Travel companies have been urged to adapt to the sharing economy – or face missing out on considerable opportunities.
Benita Matofska, founder of The People Who Share told delegates at the ITT Conference that in 2017, travel and tourism contributed $8.3 trillion to the global economy. “The sharing economy contributed $2 trillion – and it’s only a few years old.”
She also pointed out that the sharing economy was not just the preserve of the young, highlighting statistics which showed 28% of people aged over 50 had used a sharing economy service.
“Also, 24% of sharing economy service providers are 55+, and participation rates of 55+ grew by 375% in 2017,” she said. “Every business can and should participate."
Matofska said there were five key ways travel businesses wanting to enter the sharing economy should consider: Firstly partnering with someone – “think about who you could partner with to connect and trade with the crowd – who needs your assets?”

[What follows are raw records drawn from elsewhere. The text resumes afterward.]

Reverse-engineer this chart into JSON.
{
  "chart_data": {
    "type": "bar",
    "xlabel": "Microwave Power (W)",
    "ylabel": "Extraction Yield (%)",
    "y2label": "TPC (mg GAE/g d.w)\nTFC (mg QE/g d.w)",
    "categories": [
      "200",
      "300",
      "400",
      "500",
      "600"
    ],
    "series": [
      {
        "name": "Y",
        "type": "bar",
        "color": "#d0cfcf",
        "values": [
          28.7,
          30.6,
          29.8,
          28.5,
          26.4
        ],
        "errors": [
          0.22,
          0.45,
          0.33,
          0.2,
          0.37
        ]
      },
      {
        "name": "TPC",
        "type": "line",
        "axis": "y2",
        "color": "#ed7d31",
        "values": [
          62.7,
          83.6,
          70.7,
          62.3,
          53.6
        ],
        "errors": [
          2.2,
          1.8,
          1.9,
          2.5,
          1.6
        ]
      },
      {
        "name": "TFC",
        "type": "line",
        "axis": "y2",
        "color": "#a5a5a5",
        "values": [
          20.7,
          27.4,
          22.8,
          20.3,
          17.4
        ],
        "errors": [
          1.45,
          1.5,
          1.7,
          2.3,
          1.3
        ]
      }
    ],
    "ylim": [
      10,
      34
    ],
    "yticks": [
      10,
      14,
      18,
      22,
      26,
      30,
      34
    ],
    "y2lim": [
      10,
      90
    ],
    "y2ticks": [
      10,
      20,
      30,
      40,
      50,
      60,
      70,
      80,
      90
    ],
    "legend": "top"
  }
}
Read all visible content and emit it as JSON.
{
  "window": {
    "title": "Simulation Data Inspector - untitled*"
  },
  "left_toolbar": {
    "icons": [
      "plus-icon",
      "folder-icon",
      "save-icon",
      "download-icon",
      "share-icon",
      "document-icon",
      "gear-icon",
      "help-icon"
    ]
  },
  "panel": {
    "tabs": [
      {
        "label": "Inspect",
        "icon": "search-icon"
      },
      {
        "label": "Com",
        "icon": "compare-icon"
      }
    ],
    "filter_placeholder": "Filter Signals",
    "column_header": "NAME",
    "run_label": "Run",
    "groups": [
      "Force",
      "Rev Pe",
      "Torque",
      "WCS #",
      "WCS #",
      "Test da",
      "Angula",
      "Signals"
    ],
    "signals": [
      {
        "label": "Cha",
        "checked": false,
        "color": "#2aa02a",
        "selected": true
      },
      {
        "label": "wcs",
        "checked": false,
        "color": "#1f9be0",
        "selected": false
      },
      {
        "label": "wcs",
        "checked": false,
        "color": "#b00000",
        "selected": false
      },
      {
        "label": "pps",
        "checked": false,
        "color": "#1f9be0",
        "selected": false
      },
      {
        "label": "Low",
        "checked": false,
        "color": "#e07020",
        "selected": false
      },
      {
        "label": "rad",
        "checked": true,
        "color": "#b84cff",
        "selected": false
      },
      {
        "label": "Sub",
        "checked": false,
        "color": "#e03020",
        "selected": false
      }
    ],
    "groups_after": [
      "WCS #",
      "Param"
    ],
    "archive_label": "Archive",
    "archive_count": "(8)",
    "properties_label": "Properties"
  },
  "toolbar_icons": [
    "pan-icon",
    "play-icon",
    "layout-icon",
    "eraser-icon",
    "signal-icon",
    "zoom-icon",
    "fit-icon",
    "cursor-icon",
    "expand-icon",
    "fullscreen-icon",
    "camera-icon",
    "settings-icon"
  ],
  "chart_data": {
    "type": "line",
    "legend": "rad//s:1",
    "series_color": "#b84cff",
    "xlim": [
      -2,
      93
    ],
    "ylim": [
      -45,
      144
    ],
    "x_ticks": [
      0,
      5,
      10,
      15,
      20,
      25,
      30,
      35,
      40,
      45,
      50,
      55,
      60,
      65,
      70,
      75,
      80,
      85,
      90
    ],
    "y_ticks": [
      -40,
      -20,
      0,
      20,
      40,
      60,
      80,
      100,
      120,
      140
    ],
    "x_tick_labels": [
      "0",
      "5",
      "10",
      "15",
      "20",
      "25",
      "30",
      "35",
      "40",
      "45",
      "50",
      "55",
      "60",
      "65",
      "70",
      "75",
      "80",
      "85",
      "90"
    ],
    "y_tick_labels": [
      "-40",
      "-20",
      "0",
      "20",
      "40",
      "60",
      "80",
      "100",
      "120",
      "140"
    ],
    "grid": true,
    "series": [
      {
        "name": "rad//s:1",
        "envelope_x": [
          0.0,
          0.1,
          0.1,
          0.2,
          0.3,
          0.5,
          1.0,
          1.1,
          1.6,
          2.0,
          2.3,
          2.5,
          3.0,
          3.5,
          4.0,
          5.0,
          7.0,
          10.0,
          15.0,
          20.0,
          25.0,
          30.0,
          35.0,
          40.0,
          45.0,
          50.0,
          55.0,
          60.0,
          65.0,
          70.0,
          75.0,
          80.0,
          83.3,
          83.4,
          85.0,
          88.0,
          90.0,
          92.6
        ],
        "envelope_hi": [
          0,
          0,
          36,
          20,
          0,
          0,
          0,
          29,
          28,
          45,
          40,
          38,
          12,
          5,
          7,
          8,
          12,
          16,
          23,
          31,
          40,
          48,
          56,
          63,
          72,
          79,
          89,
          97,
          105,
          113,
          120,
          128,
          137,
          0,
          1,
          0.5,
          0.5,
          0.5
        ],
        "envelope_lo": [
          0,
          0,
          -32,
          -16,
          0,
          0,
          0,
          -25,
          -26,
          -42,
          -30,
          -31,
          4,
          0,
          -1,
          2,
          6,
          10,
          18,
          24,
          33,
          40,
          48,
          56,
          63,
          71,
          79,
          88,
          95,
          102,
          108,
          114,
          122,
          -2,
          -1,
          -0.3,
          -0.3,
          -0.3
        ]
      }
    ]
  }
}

“Secondly, how could you enable peer-to-peer activity? Who could you connect your customers with to offer a unique experience? Thirdly – crowdsourcing, how can you involve the crowd with you brand?
“Fourth is ‘acquire’ – which sharing economy brand that’s already out there could enhance your offer? And lastly, consider the community – how could you become a community hub for your customers?”
Matofska added to delegates: “We’ve seen that people want to connect. Participation in the sharing economy is expected to double by 2020 – the question is, will you be part of it?”